Adam had a milder dish, a Thai Massaman beef curry ($22). According to the Laksa Me menu, this dish is a “replica curry dish from the famous Malaysian and Indonesian curry dish – Rendang.” Firstly, the person who wrote the menu needs a lesson or two on grammar. Secondly, I don’t think it’s fair to say that the massaman is an exact “replica” of rendang as the ingredients are a bit different but there are some similarities. Beef, check. Potatoes, check. Lots of spices, check. For some reason, I prefer this dish to the laksa even though it’s probably not a popular dish on the menu.
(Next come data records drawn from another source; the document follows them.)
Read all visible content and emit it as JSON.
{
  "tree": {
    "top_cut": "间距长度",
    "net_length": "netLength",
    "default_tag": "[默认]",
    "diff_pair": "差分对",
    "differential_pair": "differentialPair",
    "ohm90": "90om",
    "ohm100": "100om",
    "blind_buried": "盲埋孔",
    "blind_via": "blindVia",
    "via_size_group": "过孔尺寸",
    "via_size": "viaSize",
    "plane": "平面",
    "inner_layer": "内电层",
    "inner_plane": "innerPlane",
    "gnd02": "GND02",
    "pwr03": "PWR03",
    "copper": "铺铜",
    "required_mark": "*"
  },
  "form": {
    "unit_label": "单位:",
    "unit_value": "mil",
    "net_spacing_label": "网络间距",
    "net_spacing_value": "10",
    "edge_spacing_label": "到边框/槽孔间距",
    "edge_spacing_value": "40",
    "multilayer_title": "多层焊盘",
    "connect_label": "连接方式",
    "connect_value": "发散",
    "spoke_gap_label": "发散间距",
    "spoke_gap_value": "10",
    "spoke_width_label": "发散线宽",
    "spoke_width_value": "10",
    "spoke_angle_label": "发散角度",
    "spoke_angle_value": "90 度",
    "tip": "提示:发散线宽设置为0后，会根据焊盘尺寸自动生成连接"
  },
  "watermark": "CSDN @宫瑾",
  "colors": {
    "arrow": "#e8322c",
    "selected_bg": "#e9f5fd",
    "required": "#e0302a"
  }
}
Although the rump used was perhaps tougher than it should’ve been, I liked the tanginess of the curry which was produced by the sour notes of tamarind, yet mellowed by the sweetness of coconut milk and cinnamon. Adam, on the other hand, got sick of it pretty quickly and kept asking if I wanted to swap dishes with him. Heh.
The total came to just under $40 and we were both pretty full so I guess you could say that this place earnt its spot in The Age Cheap Eats Guide 2008. The spice levels, however, were perhaps a bit too demanding for my piss-weak gweilo tastes and I really did believe that they were stingy with the meats in the laksa. I was hoping that this place might serve as a substitute for my fave laksa joint (Laksa King in Flemington). Alas, my visist proved that it would not be the case. I guess I won’t be returning here in such a hurry but given that many people DO like this place, I suggest that you don’t take my word for it and go suss it out yourself.